Introduce GlobalSplit pass.
ClosedPublic

Authored by pcc on Jul 12 2016, 7:46 PM.

Details

Summary

This pass splits globals into elements using inbounds annotations on
getelementptr indices.

Depends on D22793

Diff Detail

Event Timeline

pcc updated this revision to Diff 63773.Jul 12 2016, 7:46 PM
pcc retitled this revision from to Introduce !splitpoint metadata and GlobalSplit pass..
pcc updated this object.
pcc added a reviewer: eugenis.
pcc added subscribers: llvm-commits, krasin.
hfinkel added inline comments.
docs/LangRef.rst
4904 ↗(On Diff #63773)

I find the specification of the semantics somewhat unclear. What I think this is trying to say is that the splitpoint metadata modifies the definition of 'inbounds' on GEPs, so that instead after:

The in bounds addresses for an allocated object are all the addresses that point into the object, plus the address one byte past the end.

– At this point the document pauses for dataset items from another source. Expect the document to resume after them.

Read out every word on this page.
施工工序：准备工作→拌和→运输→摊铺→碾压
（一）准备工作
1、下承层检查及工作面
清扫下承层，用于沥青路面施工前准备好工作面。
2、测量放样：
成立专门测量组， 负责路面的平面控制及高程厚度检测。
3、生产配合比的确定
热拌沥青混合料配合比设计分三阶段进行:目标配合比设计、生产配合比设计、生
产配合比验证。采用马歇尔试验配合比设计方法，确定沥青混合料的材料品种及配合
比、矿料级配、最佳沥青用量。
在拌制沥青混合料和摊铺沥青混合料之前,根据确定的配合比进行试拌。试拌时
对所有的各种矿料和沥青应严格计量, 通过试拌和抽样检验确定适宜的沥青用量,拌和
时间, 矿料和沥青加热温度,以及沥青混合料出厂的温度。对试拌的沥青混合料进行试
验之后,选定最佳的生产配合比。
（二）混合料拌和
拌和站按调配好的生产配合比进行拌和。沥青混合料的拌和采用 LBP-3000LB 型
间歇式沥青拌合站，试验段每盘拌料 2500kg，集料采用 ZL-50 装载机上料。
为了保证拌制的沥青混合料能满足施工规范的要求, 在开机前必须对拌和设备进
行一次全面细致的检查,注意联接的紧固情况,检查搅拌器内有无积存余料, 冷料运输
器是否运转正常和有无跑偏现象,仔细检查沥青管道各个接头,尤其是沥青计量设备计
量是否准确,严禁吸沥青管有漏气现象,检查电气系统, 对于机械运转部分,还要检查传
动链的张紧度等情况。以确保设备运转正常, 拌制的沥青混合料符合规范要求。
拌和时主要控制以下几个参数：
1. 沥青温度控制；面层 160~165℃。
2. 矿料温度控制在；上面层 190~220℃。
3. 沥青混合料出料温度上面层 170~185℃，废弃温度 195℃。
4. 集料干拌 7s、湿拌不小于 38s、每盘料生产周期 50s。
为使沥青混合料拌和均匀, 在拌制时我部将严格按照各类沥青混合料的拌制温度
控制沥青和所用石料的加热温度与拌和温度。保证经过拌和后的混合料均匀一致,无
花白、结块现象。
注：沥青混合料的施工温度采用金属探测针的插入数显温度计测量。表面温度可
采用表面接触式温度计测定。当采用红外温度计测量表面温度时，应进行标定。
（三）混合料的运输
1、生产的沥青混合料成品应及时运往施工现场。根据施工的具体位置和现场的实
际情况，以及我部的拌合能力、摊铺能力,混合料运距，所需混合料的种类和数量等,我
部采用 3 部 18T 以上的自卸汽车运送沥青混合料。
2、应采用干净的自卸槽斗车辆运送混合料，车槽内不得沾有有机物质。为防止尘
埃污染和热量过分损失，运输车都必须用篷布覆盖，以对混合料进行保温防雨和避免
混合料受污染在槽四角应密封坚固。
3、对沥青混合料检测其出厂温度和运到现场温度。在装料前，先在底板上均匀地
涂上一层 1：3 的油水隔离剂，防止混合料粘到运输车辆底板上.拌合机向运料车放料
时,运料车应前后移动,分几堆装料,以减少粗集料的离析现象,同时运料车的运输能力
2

We add something like this:

If the object is a global partitioned with one or more !splitpoint metadata, then in bounds addresses are all of the addresses that point into the same partition of the object as the base address. The address one byte past the end of the object is part of the last partition.

Maybe this is only true if the first GEP index value is a constant?

Alternatively, we might specify that the optimizer is free to add an arbitrary amount of padding at the split points. I'm not sure this is strong enough because the later partitions might actually end up with addresses before the first partition.

pcc added inline comments.Jul 13 2016, 3:17 PM
docs/LangRef.rst
4904 ↗(On Diff #63773)

Is that enough, though? It would also be possible to calculate an offseted pointer with 2's complement arithmetic with a non-inbounds getelementptr, or with ptrtoint/add/inttoptr. In both of those cases, per the as-if rule, I'd expect those calculations to produce addresses within the global variable when crossing a split point without language to the contrary.

What I was thinking was that we provide a definition of "object" such that "splitpoint" metadata would allow a global variable to be represented using multiple objects.

pcc updated this revision to Diff 63885.Jul 13 2016, 4:55 PM
  • Improve docs
hfinkel added inline comments.Jul 13 2016, 8:23 PM
docs/LangRef.rst
4918 ↗(On Diff #63885)

Fair enough; I'm not sure how this is different in practice.

The semantics you've implemented seem extremely dangerous. You're making some very strong assumptions about how exactly the optimizer manipulates GEPs. I'm not sure whether the optimizer actually breaks this particular construct, but it easily could. The optimizer can and will dig through a ConstantExpr and transform the use into something different.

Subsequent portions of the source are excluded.